37 lines (20 loc) · 2.51 KB

RL-Project

RL Course Project - Chance Constraint Motion Planning Authors - Apurva Patil, Nikitha Gollamudi

Project Report can be found here - https://drive.google.com/file/d/1xgmGm90Z1sQqancLlEOnP4WR7w2N4hHD/view?usp=sharing

Required python modules - numpy, seaborn, typing, matlabplot, pandas

The folder structure of the code base is as follows - RL-Project ---> Discrete ---> Continuous

Common interfaces like env.py, policy.py are present in the RL-Project folder. Common util classes like plot.py is present in the RL-Project folder.

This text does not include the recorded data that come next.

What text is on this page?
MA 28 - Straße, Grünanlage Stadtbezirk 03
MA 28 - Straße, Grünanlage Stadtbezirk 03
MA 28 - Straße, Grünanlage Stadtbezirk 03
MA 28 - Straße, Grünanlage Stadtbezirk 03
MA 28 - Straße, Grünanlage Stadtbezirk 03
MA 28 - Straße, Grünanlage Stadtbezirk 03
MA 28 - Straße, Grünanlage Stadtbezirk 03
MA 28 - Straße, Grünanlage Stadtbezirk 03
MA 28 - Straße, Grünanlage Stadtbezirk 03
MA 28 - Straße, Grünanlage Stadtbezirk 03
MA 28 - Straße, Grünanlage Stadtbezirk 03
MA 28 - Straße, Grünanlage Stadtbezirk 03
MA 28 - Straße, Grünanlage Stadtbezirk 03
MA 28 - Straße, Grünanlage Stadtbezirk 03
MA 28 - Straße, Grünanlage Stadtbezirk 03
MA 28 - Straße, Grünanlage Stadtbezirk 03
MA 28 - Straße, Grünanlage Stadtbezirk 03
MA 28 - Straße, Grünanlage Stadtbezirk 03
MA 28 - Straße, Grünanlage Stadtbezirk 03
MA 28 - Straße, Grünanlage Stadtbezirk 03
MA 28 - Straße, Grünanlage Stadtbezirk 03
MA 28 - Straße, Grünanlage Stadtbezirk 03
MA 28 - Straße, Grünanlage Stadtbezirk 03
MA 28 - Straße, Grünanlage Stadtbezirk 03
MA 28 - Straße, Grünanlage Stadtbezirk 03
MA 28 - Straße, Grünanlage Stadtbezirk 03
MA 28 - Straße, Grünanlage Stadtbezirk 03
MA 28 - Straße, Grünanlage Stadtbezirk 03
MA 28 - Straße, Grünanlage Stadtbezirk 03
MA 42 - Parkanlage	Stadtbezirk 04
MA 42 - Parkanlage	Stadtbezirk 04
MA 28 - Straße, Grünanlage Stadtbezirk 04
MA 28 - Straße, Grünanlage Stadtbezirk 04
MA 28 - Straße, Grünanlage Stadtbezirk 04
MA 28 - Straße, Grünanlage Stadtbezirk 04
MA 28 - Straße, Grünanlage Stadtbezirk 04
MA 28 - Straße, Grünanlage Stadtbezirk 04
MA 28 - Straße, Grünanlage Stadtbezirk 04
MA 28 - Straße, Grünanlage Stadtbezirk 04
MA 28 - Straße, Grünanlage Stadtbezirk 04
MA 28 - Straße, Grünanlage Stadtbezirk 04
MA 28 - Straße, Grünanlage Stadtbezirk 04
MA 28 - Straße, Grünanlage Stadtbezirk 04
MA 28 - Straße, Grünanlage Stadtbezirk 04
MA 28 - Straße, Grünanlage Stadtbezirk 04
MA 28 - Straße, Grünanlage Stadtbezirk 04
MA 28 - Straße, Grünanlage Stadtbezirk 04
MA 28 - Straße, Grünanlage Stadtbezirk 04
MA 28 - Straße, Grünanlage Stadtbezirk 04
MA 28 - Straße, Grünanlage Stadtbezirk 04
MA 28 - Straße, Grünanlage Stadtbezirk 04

We have three run files each for discrete and continuous state space that generates results. These are described below -

DISCRETE - Run 'python3 test_discrete.py' - This runs the modified Q-learning algorithm for 100,000 episodes for 10 runs. The discrete env, parameters for the tuning can be set in this file. This stores the pi_star in "./data/" folder and the q_star for the start state plots are stored in "./results/" folder. Currently, this generates results for two etas - 15 and 50.

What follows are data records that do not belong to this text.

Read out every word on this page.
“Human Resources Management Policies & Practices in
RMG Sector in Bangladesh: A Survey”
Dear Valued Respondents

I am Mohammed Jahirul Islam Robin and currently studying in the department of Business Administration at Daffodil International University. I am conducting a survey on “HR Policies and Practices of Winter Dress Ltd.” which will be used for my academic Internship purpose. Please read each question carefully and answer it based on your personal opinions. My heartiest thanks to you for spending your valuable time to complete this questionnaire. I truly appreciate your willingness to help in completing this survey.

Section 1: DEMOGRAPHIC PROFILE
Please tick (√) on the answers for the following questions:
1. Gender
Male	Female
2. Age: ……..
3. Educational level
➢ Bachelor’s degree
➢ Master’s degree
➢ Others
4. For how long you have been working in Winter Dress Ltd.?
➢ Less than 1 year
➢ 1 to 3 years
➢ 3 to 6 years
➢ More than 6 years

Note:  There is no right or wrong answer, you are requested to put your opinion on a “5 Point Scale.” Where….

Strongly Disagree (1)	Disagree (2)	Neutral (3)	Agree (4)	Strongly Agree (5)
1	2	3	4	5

Run 'python3 test_pfail_prediction.py' - This runs the modified TD(0) algorithm for 100,000 episodes for 10 runs. This restores the pi_star from './data/' folder and plots the p_Fail graphs. Currently, this generates results for two etas - 15 and 50. The results are stored in './results/' folder

Run 'python3 plot_discrete.py' - his restores the pi_star from './data/' folder and plots the grid-world, policy, no-noise trajectory graphs. Currently, this generates results for two etas - 15 and 50. The results are stored in './results/' folder

CONTINUOUS - Run 'python3 test_continous.py' - This runs the modified Semi gradient Sarsa algorithm for 100,000 episodes for 10 runs. The continuous env, parameters for the tuning can be set in this file. This stores the pi_star in "./data/" folder and the q_star for the start state plots are stored in "./results/" folder. Currently, this generates results for two etas - 15 and 70.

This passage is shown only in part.